首页 > 解决方案 > 基于子集的递归python匹配算法工作太慢



它本质上是接收学生感兴趣的标签列表,然后搜索这些标签与已经过了间隔年并在网站上注册的人(他们也在注册时选择了标签)的完全匹配。如下所示,精确匹配是用户指定的标签全部包含在某个配置文件中(即,是一个子集)。如果找不到与用户输入的所有标签的完全匹配,它将检查标签列表本身的所有 n-1 长度子集,以查看是否有任何选择性较低的查询匹配. 它递归地执行此操作,直到找到至少 3 个匹配项。虽然它适用于小标签选择(最多 5-7),但对于较大的标签选择(7-13)会变慢,需要几秒钟才能返回结果。When 11-13 tags are selected, hits a Heroku error due to worker timeout.

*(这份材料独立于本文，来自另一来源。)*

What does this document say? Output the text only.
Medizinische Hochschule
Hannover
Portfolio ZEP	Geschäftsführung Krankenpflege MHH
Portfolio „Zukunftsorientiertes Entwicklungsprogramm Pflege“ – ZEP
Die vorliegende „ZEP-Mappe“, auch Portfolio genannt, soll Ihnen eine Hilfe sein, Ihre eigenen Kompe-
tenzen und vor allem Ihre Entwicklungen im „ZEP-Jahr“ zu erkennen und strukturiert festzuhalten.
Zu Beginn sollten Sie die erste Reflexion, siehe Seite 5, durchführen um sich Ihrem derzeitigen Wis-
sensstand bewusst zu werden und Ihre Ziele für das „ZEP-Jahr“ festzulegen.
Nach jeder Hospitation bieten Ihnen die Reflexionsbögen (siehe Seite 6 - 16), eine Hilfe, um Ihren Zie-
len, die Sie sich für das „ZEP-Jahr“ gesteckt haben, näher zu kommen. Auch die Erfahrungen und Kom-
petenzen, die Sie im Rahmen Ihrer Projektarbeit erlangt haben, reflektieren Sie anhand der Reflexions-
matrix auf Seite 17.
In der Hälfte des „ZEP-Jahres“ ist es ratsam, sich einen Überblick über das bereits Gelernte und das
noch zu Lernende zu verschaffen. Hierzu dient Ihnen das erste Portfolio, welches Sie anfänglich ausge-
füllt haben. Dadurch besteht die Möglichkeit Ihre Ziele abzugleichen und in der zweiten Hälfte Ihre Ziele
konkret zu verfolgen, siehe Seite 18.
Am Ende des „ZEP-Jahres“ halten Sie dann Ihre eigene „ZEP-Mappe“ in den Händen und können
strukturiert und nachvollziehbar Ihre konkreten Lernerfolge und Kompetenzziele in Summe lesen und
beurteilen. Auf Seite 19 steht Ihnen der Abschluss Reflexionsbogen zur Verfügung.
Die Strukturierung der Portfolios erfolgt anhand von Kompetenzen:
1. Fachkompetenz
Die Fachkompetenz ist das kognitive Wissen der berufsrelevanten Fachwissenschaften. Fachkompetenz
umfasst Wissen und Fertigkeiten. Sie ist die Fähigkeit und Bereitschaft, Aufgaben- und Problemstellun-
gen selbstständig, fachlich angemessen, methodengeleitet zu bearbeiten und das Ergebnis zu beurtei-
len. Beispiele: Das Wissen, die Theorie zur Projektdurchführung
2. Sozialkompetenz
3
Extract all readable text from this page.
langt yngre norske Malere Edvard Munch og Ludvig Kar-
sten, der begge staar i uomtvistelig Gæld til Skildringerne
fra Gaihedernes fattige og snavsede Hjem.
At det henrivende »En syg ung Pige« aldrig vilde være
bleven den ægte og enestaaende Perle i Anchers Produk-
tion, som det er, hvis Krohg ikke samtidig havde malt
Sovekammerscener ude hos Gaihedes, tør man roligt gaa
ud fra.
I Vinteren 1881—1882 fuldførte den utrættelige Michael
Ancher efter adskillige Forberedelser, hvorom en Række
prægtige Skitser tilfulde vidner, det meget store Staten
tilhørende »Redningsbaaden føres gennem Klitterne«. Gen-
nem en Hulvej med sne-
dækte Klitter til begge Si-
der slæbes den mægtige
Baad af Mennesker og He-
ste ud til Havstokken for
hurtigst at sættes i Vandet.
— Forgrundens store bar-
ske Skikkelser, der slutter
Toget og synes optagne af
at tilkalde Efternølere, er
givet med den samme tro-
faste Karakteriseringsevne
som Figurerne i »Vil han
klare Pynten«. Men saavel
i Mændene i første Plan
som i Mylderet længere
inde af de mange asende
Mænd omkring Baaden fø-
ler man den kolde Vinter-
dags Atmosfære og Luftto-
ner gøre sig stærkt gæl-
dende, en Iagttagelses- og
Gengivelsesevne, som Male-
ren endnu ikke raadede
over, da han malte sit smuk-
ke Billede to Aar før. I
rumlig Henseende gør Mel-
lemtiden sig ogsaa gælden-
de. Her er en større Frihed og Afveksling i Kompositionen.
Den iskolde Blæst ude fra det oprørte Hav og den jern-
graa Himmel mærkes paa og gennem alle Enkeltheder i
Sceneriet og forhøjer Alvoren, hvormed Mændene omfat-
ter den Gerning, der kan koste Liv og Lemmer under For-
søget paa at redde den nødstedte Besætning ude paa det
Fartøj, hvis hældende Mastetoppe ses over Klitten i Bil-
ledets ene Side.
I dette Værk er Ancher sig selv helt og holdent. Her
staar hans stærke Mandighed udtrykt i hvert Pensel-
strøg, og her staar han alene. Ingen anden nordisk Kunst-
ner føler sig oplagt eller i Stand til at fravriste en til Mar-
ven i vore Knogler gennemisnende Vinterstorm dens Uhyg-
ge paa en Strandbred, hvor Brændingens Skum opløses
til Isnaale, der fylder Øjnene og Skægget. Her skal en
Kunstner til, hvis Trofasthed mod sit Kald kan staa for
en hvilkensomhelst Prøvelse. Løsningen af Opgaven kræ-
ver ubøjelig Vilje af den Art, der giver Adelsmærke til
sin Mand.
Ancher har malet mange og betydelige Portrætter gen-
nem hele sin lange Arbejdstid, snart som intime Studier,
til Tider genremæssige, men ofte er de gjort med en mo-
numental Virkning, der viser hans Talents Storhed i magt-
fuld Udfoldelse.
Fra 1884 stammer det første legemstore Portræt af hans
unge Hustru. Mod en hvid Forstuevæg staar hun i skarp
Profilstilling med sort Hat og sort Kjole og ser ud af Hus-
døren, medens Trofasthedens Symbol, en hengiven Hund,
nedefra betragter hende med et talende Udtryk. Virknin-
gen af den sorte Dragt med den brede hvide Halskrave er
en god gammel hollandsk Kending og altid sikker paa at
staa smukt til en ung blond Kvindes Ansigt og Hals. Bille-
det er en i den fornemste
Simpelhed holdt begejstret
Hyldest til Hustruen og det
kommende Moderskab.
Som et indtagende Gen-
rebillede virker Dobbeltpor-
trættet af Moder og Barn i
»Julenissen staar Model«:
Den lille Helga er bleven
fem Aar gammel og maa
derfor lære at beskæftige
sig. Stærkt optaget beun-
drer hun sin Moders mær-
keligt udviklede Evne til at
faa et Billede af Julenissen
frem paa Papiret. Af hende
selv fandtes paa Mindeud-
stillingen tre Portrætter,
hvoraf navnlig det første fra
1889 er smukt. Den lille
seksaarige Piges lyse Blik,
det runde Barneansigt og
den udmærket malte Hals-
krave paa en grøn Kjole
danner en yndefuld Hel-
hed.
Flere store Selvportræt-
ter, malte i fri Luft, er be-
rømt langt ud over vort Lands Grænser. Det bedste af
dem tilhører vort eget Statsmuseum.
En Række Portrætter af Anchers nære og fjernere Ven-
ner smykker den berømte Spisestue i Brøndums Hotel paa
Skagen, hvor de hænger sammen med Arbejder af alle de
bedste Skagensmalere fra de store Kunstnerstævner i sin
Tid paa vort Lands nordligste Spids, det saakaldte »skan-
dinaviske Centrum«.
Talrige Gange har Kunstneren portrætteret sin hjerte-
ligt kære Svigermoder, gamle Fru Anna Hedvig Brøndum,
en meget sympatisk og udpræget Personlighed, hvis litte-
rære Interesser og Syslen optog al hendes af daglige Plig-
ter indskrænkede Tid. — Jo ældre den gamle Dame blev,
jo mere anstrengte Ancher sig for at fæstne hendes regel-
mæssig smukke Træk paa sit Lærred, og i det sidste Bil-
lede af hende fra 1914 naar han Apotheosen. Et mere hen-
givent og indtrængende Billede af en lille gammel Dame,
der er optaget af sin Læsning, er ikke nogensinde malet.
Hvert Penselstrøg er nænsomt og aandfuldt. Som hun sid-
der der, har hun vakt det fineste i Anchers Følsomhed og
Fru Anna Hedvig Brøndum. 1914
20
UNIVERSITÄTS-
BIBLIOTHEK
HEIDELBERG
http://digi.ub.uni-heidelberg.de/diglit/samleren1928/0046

我通过将变量放入算法中以计算计算量进行了一些测试,似乎当它深入递归堆栈时,它每次检查几百个子集(查看该子集是否有一个精确匹配,如果有即,将其添加到结果列表以输出),并且当您再添加一个标签时,计算总数加倍(对于越来越多的标签,它进行了 54、150、270、500、1000、1900、3400 次操作)。确实,每个深度都有几百个子集。但是我写的exactMatches是O(1)(没有迭代),除了像IF这样的其他O(1)操作之外,子集循环内的FOR最多会经历大约10次。这与每次数千次计算的测量结果一致。

这并不让我感到惊讶,因为选择和迭代所有子集似乎不会变得更难,但我的问题是为什么它这么慢,尽管只进行了几千次计算。我知道我的计算机在 GHz 下运行,并且我希望 Web 服务器是类似的,所以几千次计算肯定会接近瞬时?我错过了什么,我该如何改进这个算法?我应该研究其他任何方法吗?

# takes in a list of length n and returns a list of all combos of subsets of depth n
def arbSubsets(seq, n):
    return list(itertools.combinations(seq, len(seq)-n))

# takes in a tagsList and check Gapper.objects.all to see if any gapper has all those tags
def exactMatches(tagsList):
    tagsSet = set(tagsList)
    exactMatches = []
    for gapper in Gapper.objects.all():
        gapperSet = set(gapper.tags.names())
        if tagsSet.issubset(gapperSet):
    return exactMatches

# takes in tagsList that has been cleaned to remove any tags that NO gappers have and then checks gapper objects to find optimal match
def matchGapper(tagsList, depth, results):
    # handles the case where we're only given tags contained by no gappers
    if depth == len(tagsList):
        return []
    # counter variable is to measure complexity for debugging
    counter += 1
    # we don't want too many results or it stops feeling tailored
    upper_limit_results = 3
    # now we must check subsets for match
    subsets = arbSubsets(tagsList, depth)
    for subset in subsets:
        counter += 1
        matches = exactMatches(subset)
        if matches:
            for match in matches:
                counter += 1
                # new need to check because we might be adding depth 2 to results from depth 1
                #  which we didn't do before, to make sure we have at least 3 results
                if match not in results:
                    # don't want to show too many or it doesn't feel tailored anymore
                    counter += 1
                    if len(results) > upper_limit_results: break
    # always give at least 3 results
    if len(results) > 2:
        return results
        # check one level deeper (less specific) into tags if not enough gappers that match to get more results
        counter += 1
        return matchGapper(tagsList, depth + 1, results)

# this is the list of matches we then return to the user 
matches = matchGapper(tagsList, 0, [])

标签: pythonalgorithmtime-complexitymatchsubset



此外,这种说法:This or adapting the stable marriage problem, I don't think any of those will work because it's a small dataset显然也不正确。尽管这些算法在一些非常简单的情况下可能是多余的,但它们仍然有效并且适用于它们。